This Spring two of my favorite space opera series will be getting new books: the next book in the Murderbot Diaries by Martha Wells, and the next book set in the universe of the Imperial Radch, by Ann Leckie! For me personally, either of these is a major event, and while I’ve already read them to write this review, I look forward to rereading them when they come out, in order to share the reading experience with pals.
Platform Decay, the eighth book in the Murderbot Diaries series by Martha Wells, will be released May 5th from Tor Books. In it, Murderbot is on a rescue mission, extracting a group of humans from a terrible situation on a ring-shaped station that offers a lot of peril. The group includes both people who already know Murderbot, and new humans it needs to win over – and includes children. Murderbot interacting with children is one of my favorite scenarios, so I am super into that part.
At 256 pages, Platform Decay is technically a novel, but in pacing and scope it feels more like the novellas of the series. For me, Network Effect, the fifth book in the series, is still an outlier with its much more novelistic scope and expansive page count.
Platform Decay offers one adventure with some dips into Murderbot’s recent past to catch us up since the events of the seventh book, System Collapse. If you don’t remember what happened back in System Collapse, I suggest a quick reread before reading Platform Decay. Not because the plot or even the setting continues, but because there are casual mentions of previous events that it is nice to understand effortlessly.
Platform Decay is the first new Murderbot book since the TV show on Apple+ launched and I imagine there are now a whole slew of new fans of Alexander Skarsbot who are curious about the books. To you, new fans, I say: read the books in order! They are all very good and you will appreciate the context as you go forward.
And then a week later, we get Radiant Star by Ann Leckie!
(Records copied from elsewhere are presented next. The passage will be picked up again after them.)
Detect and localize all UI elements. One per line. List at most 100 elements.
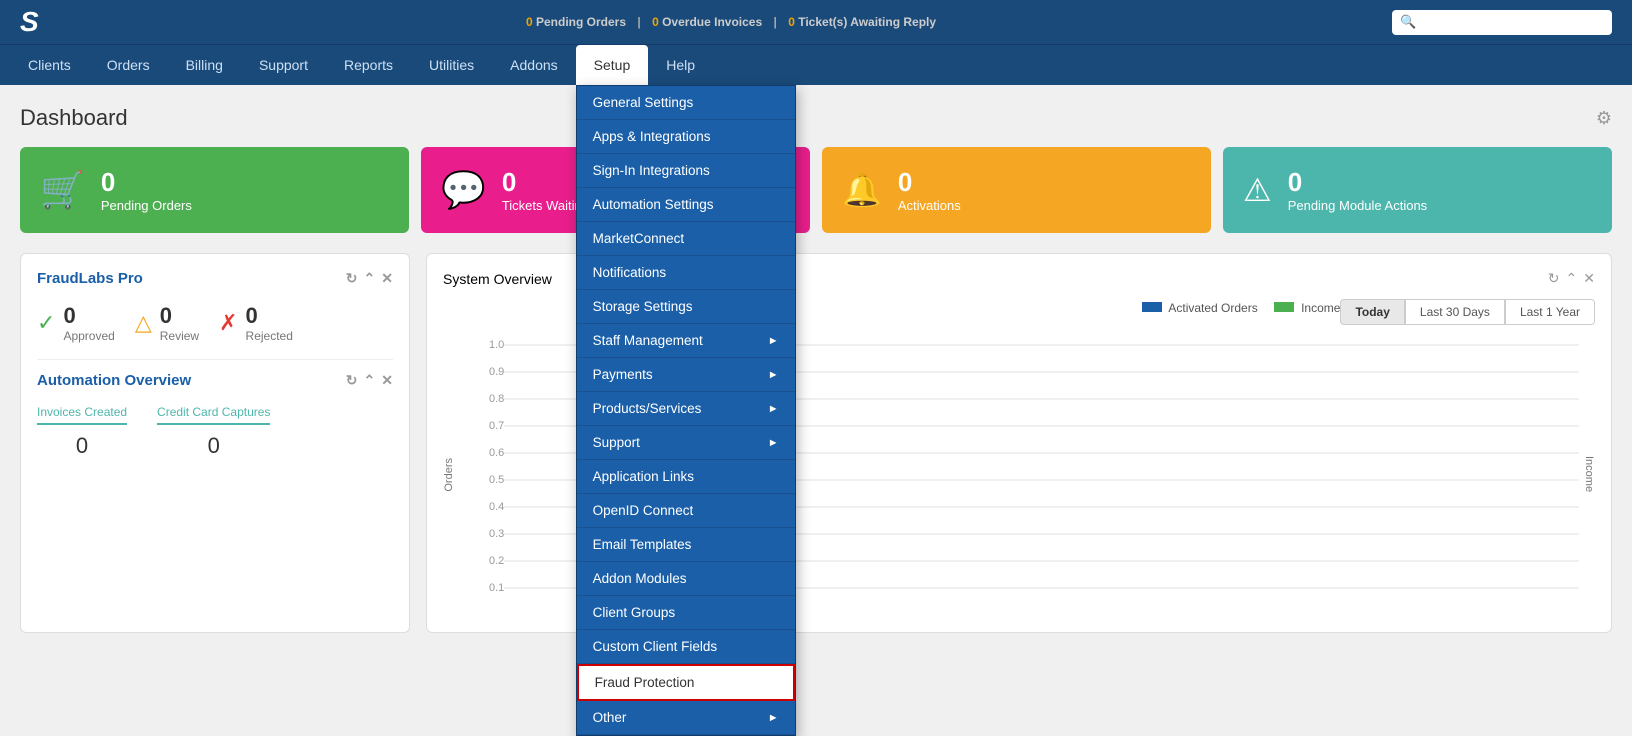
module-actions-label: Pending Module Actions xyxy=(1288,198,1427,213)
refresh-icon[interactable]: ↻ xyxy=(1548,270,1560,287)
logo: S xyxy=(20,6,39,38)
review-info: 0 Review xyxy=(160,303,199,343)
menu-application-links[interactable]: Application Links xyxy=(577,460,795,494)
legend-income-label: Income xyxy=(1301,301,1340,315)
stat-card-pending-orders: 🛒 0 Pending Orders xyxy=(20,147,409,233)
refresh-icon[interactable]: ↻ xyxy=(346,270,358,287)
y-axis-orders-label: Orders xyxy=(443,458,455,492)
nav-utilities[interactable]: Utilities xyxy=(411,45,492,85)
menu-storage-settings[interactable]: Storage Settings xyxy=(577,290,795,324)
chat-icon: 💬 xyxy=(441,169,486,211)
legend-activated: Activated Orders xyxy=(1142,301,1258,315)
nav-support[interactable]: Support xyxy=(241,45,326,85)
bell-icon: 🔔 xyxy=(842,171,882,209)
menu-products-services[interactable]: Products/Services ► xyxy=(577,392,795,426)
search-input[interactable] xyxy=(1392,10,1612,35)
nav-addons[interactable]: Addons xyxy=(492,45,575,85)
menu-payments[interactable]: Payments ► xyxy=(577,358,795,392)
tab-30days[interactable]: Last 30 Days xyxy=(1405,299,1505,325)
setup-dropdown-wrapper: Setup General Settings Apps & Integratio… xyxy=(576,45,649,85)
chart-controls: ↻ ⌃ ✕ xyxy=(1548,270,1595,287)
menu-email-templates[interactable]: Email Templates xyxy=(577,528,795,562)
menu-support[interactable]: Support ► xyxy=(577,426,795,460)
rejected-label: Rejected xyxy=(246,329,293,343)
search-bar-wrap: 🔍 xyxy=(1392,10,1612,35)
nav-billing[interactable]: Billing xyxy=(168,45,241,85)
menu-openid-connect[interactable]: OpenID Connect xyxy=(577,494,795,528)
menu-addon-modules[interactable]: Addon Modules xyxy=(577,562,795,596)
arrow-icon: ► xyxy=(768,437,779,449)
fraudlabs-title: FraudLabs Pro xyxy=(37,270,143,287)
nav-clients[interactable]: Clients xyxy=(10,45,89,85)
menu-other[interactable]: Other ► xyxy=(577,701,795,735)
approved-info: 0 Approved xyxy=(63,303,114,343)
fraudlabs-controls: ↻ ⌃ ✕ xyxy=(346,270,393,287)
pending-orders-label: Pending Orders xyxy=(536,15,626,29)
nav-help[interactable]: Help xyxy=(648,45,713,85)
menu-custom-client-fields[interactable]: Custom Client Fields xyxy=(577,630,795,664)
search-container: 🔍 xyxy=(1392,10,1612,35)
tab-1year[interactable]: Last 1 Year xyxy=(1505,299,1595,325)
menu-marketconnect[interactable]: MarketConnect xyxy=(577,222,795,256)
system-panel-controls: ↻ ⌃ ✕ xyxy=(1548,270,1595,287)
activations-label: Activations xyxy=(898,198,961,213)
y-axis-income-label: Income xyxy=(1583,456,1595,492)
legend-income-dot xyxy=(1274,302,1294,312)
menu-automation-settings[interactable]: Automation Settings xyxy=(577,188,795,222)
dashboard-header: Dashboard ⚙ xyxy=(20,105,1612,131)
svg-text:0.6: 0.6 xyxy=(489,447,504,459)
top-bar: S 0 Pending Orders | 0 Overdue Invoices … xyxy=(0,0,1632,45)
approved-icon: ✓ xyxy=(37,310,55,336)
header: S 0 Pending Orders | 0 Overdue Invoices … xyxy=(0,0,1632,85)
rejected-number: 0 xyxy=(246,303,293,329)
svg-text:0.1: 0.1 xyxy=(489,582,504,594)
close-icon[interactable]: ✕ xyxy=(1583,270,1595,287)
overdue-invoices-label: Overdue Invoices xyxy=(662,15,762,29)
expand-icon[interactable]: ⌃ xyxy=(1566,270,1578,287)
close-icon[interactable]: ✕ xyxy=(381,372,393,389)
alerts-bar: 0 Pending Orders | 0 Overdue Invoices | … xyxy=(70,15,1392,29)
svg-text:0.2: 0.2 xyxy=(489,555,504,567)
pending-orders-count: 0 xyxy=(526,15,533,29)
menu-apps-integrations[interactable]: Apps & Integrations xyxy=(577,120,795,154)
nav-setup[interactable]: Setup xyxy=(576,45,649,85)
activations-number: 0 xyxy=(898,167,961,198)
credit-card-label: Credit Card Captures xyxy=(157,405,270,425)
approved-stat: ✓ 0 Approved xyxy=(37,303,115,343)
menu-notifications[interactable]: Notifications xyxy=(577,256,795,290)
refresh-icon[interactable]: ↻ xyxy=(346,372,358,389)
rejected-icon: ✗ xyxy=(219,310,237,336)
menu-client-groups[interactable]: Client Groups xyxy=(577,596,795,630)
menu-staff-management[interactable]: Staff Management ► xyxy=(577,324,795,358)
menu-fraud-protection[interactable]: Fraud Protection xyxy=(577,664,795,701)
menu-general-settings[interactable]: General Settings xyxy=(577,86,795,120)
module-actions-info: 0 Pending Module Actions xyxy=(1288,167,1427,213)
credit-card-number: 0 xyxy=(157,433,270,459)
svg-text:0.7: 0.7 xyxy=(489,420,504,432)
nav-reports[interactable]: Reports xyxy=(326,45,411,85)
automation-stats: Invoices Created 0 Credit Card Captures … xyxy=(37,405,393,459)
tab-today[interactable]: Today xyxy=(1340,299,1404,325)
menu-signin-integrations[interactable]: Sign-In Integrations xyxy=(577,154,795,188)
pending-orders-info: 0 Pending Orders xyxy=(101,167,192,213)
review-label: Review xyxy=(160,329,199,343)
cart-icon: 🛒 xyxy=(40,169,85,211)
chart-tabs: Today Last 30 Days Last 1 Year xyxy=(1340,299,1595,325)
credit-card-stat: Credit Card Captures 0 xyxy=(157,405,270,459)
fraudlabs-header: FraudLabs Pro ↻ ⌃ ✕ xyxy=(37,270,393,287)
pending-orders-number: 0 xyxy=(101,167,192,198)
sep1: | xyxy=(637,15,640,29)
arrow-icon: ► xyxy=(768,335,779,347)
svg-text:0.9: 0.9 xyxy=(489,366,504,378)
invoices-stat: Invoices Created 0 xyxy=(37,405,127,459)
fraud-stats: ✓ 0 Approved △ 0 Review ✗ 0 xyxy=(37,303,393,343)
tickets-label: Ticket(s) Awaiting Reply xyxy=(798,15,936,29)
close-icon[interactable]: ✕ xyxy=(381,270,393,287)
activations-info: 0 Activations xyxy=(898,167,961,213)
expand-icon[interactable]: ⌃ xyxy=(364,372,376,389)
overdue-invoices-count: 0 xyxy=(652,15,659,29)
gear-icon[interactable]: ⚙ xyxy=(1596,108,1612,129)
invoices-label: Invoices Created xyxy=(37,405,127,425)
expand-icon[interactable]: ⌃ xyxy=(364,270,376,287)
nav-orders[interactable]: Orders xyxy=(89,45,168,85)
In Radiant Star, we are presented with the fairly isolated underground city of Ooioiaa. Ooioiaa is alone on its planet, where it houses the seat of the system’s dominant religion, the Temporal Location of the Radiant Star. When a representative of the Radch shows up to annex the system into the Radch Empire, she and her tea-drinking team of colonizers get embroiled in generations of local politics. Several seemingly disparate storylines are woven together as an untenable situation in the city, which cannot feed itself, worsens.
Radiant Star is coming out from Orbit on May 12, and while it is technically a standalone, it takes place in the same universe as The Imperial Radch trilogy. And its main events mostly happen after the events of the trilogy, in the same era as her other technical standalones in that universe, Provenance and Translation State.
The narrator, however, who has a terrific voice and sometimes tantalizingly uses first person, seems to be telling us this story from a couple hundred years later. Leckie’s writing is a masterclass in point of view, for instance with Breq’s first person narration in the Imperial Radch trilogy and the first and second person narration in Leckie’s fantasy novel The Raven Tower. I would probably read any story at all if I was guaranteed that the Radiant Star narrator would be telling it to me.
Just as I have been pleasantly surprised to learn that some people have read Provenance without reading the Imperial Radch trilogy first and loved it, I imagine there will also be people who read Radiant Star as their first Ann Leckie book and love it. I do think Radiant Star could be a fabulous entrypoint into this universe, though knowledge of the Radch culture (and knowledge of the events of the trilogy) both enhance the satisfaction of a reading experience. Therefore for anyone who reads this one first, I bet it would be a really enjoyable reread after you read all the others as well.
I’m declaring May of 2026 to be Space Opera Month!